Spong made his living, both during his episcopal career and on the lecture circuit afterwards, by appealing to an audience that came out of conservative Evangelicalism and others who lived in a socially conservative subculture. ‘Much of the Bible palpably untrue’? Well, duh. Who didn’t know that? I learnt in Biblical studies classes that the only thing we know about Jesus was that he habitually said ‘truly, truly’ in Aramaic and that, as everyone knew, ‘Behold a virgin shall conceive’ was a mistranslation in the Septuagint. To ex-Evangelicals this was a revelation and to hear a clergyman tell them that they weren’t obliged to believe everything or, in fact, much of anything in the Bible was thrilling. It was a relief after they’d felt that they ought to have faith and that doubt was, at best, forgivable rather than, as I’d learnt, an intellectual virtue.
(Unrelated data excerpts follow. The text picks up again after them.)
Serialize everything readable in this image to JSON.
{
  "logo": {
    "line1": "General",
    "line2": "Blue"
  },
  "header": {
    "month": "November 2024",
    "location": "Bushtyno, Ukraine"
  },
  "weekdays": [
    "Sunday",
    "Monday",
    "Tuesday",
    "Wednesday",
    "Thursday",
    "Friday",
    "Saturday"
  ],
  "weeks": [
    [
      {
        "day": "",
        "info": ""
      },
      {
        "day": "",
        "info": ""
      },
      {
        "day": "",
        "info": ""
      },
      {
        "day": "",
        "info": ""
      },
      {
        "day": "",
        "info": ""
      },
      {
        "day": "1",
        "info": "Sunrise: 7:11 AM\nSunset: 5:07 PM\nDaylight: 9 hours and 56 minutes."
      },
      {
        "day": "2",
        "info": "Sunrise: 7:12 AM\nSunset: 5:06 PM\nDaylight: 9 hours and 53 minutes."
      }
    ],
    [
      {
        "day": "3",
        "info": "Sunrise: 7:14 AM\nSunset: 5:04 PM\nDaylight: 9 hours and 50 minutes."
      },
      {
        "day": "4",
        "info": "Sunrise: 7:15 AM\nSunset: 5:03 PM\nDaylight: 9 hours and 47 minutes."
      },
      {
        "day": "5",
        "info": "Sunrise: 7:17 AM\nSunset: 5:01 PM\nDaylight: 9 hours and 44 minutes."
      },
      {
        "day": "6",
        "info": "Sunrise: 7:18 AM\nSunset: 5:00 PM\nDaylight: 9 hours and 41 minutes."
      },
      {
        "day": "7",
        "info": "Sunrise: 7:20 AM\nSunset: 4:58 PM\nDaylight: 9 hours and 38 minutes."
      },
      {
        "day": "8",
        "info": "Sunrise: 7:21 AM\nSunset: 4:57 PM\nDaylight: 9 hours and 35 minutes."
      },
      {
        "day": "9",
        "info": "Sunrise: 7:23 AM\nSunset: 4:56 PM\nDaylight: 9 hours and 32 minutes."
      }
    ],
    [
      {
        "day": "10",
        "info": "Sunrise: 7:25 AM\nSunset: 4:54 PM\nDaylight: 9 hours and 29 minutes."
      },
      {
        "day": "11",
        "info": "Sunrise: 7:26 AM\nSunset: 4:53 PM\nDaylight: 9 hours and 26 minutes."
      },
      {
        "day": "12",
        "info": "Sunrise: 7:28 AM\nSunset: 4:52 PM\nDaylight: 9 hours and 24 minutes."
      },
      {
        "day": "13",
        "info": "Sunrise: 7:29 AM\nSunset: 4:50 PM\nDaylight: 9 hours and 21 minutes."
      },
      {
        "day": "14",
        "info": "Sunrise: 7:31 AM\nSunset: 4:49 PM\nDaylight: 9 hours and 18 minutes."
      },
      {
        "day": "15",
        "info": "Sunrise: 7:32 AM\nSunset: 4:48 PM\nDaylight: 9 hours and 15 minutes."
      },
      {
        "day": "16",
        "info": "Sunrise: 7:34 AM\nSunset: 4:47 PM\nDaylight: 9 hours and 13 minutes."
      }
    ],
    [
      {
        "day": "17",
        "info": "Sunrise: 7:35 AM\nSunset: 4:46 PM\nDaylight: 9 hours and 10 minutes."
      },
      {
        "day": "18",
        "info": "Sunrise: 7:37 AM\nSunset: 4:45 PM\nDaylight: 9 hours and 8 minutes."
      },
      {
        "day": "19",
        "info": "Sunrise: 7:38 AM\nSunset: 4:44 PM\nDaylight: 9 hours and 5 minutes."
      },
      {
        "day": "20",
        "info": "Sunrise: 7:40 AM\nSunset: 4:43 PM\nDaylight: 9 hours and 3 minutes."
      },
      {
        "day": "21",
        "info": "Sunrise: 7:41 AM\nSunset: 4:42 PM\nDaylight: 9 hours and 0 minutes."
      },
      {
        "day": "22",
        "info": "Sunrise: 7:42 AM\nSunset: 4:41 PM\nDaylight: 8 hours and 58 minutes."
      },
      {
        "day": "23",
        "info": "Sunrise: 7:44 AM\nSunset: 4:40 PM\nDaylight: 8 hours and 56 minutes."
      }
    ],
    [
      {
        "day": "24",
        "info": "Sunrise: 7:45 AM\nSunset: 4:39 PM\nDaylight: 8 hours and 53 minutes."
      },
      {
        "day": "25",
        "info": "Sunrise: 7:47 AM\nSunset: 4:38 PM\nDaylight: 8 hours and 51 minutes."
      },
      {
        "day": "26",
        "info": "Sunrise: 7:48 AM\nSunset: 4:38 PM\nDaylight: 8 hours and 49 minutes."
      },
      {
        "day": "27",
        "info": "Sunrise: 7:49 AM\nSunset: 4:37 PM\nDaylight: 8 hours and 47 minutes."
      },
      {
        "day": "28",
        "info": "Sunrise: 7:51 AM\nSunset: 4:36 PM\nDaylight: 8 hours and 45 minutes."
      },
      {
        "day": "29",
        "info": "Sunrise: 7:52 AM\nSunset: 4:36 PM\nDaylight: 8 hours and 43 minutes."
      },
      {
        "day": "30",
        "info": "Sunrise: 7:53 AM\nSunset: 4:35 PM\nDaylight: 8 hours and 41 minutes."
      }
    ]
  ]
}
I wasn’t Spong’s audience—and, I suspect that now, with Nones the fastest-growing ‘religious group’ in the US, most people aren’t. I needed someone to tell me that religion wasn’t just stupid—but when I was coming up that wasn’t on. There were Thomas J. J. Altizer and William Hamilton, whose book, _The Death of God_ made the cover of Time Magazine. And then there were the bishops: Pike, who ridiculed the Trinity as ‘sort of committee god’; Robinson, who asserted that belief in a God ‘out there’ was as naïve and stupid as belief in a God ‘up there’; and Spong, who announced that theism was completely untenable in the 20th century.

Books I read for college religion classes and consumed on my own had moved beyond any mention of religious belief as ordinarily understood. Harvey Cox cashed out religious belief as working in the Secular City and there were endless books about what ‘real’ Christianity was, i.e. social service, community organizing, and political action. Churchgoing was, at best, a waste of time, and every grain of incense was bread from the mouths of the poor. Churches should be gutted and repurposed as soup kitchens and homeless shelters. The righteous remnant of Real Christians would meet in basement rec rooms to sing Kumbaya to guitar accompaniment and plan the next demonstration. I felt guilty for demonstrations I had missed because I was studying or writing papers for class.

There will never be a bishop like Spong again, getting publicity, adulation, and hefty fees on the lecture circuit by rehearsing platitudes of village atheism and material that undergraduates learn in Biblical Studies class. Much of which, in fact, one of my kids learnt in religion class at a Catholic high school. Now even the New Atheists who made a splash 20 years ago have sunk. Déjà vu—before that there was the Death of God on the cover of _Time_, and before that _Elmer Gantry_, and before that, of course, Nietzsche, and before that…well, duh, duh, duh.

Jeez, I do write fast when I have a dog in the fight. Woof! And I just saw after I'd pasted this in and was making paragraph breaks that in one place I had written 'Trump' instead of 'Spong', which I fixed.